Fitness is more than just physical fitness. Fitness for me certainly also involves my mind body and soul. I can look great on the outside but if I'm rotting inside my outside appearance matters very little. Sometimes when I'm having a bad day I can look in the mirror and see the sadness. I see the disappointment, the exhaustion and the grief.
My body is back into my size 4 jeans. I can walk into my closet and put together an outfit without worrying if I 'look fat'. The frustration of pulling on a pair of pants and seeing a muffin top or wondering how much I'll spill over when I sit down is just not there anymore. I've said it before that being smaller is freeing. I don't stand in the mirror and admire my body. I just don't stand in the mirror anymore. My body is now a NON ISSUE and that is a nice place to be. Don't get me wrong,I've talked about skinny chicks not necessarily looking great naked. I'm not talking about what I look like naked because that is another issue ;). I'm just talking about body image and appearance.
My point is that to most of the world I look alright. I can put on my skinny jeans, do my hair and put on makeup and appear like I've got it together.
But on the inside I have a disease that is rotting me from the inside out and I have been hiding it for a very very long time. This past year has been painful and fighting it has taken everything out of me and I just don't have anything left.

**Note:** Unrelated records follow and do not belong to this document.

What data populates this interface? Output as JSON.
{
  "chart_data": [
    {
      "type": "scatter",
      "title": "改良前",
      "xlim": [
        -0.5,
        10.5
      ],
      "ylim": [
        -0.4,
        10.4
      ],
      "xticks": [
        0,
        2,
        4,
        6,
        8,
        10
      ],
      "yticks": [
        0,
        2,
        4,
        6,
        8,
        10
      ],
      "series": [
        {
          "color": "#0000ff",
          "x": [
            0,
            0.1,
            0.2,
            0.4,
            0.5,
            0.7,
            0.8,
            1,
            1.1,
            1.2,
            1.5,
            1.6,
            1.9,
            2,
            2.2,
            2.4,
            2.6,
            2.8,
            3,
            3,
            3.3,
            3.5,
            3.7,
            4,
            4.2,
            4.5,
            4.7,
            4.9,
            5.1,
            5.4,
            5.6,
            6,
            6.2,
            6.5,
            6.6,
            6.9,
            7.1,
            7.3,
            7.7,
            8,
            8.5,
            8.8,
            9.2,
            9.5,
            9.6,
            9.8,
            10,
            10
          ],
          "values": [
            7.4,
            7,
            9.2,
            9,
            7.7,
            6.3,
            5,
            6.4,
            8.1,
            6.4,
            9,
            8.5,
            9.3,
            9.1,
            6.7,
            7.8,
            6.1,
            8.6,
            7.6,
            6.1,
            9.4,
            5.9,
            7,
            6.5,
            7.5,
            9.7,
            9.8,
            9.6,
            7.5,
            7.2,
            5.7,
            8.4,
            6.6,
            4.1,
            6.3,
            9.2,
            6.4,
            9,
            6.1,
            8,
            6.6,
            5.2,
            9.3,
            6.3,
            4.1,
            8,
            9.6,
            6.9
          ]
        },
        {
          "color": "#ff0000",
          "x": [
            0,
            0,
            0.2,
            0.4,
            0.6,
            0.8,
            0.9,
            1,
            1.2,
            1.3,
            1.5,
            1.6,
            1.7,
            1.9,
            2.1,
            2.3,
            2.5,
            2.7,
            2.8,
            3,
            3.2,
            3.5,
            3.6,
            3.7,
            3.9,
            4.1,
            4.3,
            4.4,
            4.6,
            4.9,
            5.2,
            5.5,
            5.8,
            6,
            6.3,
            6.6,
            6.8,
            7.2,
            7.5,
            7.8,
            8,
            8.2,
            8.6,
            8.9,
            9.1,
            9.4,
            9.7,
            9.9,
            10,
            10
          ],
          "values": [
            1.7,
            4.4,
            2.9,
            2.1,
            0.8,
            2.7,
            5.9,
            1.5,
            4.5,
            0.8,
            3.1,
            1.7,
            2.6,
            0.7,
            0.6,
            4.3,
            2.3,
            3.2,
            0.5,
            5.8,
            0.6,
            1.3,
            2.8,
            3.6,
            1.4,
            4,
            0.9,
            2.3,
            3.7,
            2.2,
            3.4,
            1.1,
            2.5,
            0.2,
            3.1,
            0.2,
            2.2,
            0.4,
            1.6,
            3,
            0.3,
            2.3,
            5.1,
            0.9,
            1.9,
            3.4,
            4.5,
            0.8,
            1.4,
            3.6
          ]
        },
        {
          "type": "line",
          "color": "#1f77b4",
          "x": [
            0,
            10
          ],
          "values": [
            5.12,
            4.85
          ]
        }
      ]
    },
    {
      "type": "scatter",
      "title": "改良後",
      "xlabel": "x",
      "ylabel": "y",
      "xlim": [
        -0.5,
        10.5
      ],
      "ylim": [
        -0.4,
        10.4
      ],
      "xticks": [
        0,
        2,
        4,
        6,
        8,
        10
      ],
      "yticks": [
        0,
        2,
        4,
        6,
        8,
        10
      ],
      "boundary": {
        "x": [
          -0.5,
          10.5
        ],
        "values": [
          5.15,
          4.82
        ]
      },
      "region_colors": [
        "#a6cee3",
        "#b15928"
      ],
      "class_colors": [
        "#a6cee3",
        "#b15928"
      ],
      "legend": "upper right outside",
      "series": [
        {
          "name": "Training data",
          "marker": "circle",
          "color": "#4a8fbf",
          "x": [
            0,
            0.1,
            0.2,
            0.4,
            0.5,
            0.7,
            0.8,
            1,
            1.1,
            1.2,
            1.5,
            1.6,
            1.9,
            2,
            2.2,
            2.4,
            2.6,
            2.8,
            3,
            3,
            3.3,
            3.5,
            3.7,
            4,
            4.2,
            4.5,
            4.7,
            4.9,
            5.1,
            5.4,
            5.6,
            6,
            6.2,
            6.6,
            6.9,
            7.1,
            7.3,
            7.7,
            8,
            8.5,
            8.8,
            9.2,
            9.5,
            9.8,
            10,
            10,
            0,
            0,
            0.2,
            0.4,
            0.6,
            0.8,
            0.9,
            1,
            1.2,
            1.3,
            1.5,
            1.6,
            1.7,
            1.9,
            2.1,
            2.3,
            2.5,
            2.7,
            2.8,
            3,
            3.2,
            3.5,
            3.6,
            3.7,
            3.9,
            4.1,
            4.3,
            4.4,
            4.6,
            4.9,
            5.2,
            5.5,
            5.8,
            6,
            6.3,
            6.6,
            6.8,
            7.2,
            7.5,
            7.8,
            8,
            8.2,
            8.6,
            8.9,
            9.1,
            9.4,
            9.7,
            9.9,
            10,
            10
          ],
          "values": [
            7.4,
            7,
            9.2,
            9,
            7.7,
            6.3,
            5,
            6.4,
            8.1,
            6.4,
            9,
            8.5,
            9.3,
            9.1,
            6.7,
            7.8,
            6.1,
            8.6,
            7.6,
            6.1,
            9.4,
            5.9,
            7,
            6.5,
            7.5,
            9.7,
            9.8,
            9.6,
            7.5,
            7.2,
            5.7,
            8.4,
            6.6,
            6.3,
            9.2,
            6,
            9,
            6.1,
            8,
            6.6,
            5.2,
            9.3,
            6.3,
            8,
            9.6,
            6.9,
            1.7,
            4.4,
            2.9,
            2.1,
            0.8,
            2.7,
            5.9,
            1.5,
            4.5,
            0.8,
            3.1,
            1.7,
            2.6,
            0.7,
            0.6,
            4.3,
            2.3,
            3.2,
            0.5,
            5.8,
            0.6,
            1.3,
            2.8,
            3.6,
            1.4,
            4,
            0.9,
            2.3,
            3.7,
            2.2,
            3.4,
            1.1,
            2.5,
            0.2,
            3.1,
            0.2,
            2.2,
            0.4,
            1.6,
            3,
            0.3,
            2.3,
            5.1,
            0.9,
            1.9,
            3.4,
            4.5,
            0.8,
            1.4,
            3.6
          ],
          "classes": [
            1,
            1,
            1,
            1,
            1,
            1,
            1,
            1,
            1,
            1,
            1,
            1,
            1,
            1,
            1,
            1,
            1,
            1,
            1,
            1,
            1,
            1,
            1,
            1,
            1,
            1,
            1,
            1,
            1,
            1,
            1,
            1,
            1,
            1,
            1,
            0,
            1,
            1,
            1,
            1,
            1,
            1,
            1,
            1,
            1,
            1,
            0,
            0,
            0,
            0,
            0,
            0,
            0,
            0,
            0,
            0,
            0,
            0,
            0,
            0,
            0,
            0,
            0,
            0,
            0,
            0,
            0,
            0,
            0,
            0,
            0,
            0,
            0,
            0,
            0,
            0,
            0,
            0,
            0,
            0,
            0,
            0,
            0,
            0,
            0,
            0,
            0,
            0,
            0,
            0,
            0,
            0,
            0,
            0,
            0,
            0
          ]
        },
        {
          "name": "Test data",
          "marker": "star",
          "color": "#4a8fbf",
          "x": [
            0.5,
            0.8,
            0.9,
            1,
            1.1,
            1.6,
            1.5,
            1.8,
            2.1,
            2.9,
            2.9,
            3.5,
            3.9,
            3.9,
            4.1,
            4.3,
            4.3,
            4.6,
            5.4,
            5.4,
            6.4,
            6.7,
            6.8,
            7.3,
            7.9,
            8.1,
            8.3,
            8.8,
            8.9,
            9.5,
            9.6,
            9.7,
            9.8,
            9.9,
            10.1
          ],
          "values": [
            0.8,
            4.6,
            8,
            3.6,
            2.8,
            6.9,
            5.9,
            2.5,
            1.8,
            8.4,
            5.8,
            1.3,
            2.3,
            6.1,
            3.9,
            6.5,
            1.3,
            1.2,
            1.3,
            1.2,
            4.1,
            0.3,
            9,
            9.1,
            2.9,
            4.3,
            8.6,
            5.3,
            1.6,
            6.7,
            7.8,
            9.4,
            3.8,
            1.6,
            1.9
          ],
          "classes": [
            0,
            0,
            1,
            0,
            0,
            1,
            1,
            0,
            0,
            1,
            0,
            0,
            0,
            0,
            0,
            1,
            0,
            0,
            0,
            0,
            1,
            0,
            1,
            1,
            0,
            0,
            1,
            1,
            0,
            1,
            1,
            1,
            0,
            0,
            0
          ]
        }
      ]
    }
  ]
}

There only a VERY few close to me that know the story. That know what I struggle with on a daily basis. I am getting closer to sharing the truth with the world but for right now you need to be content with my baby steps.
I've been trying to fight it but I am at the point where I need to make some serious life changes in order to continue on. I NEED to become well again. I'm not sure exactly what I need to do in order to achieve this, but I think being honest is the first step.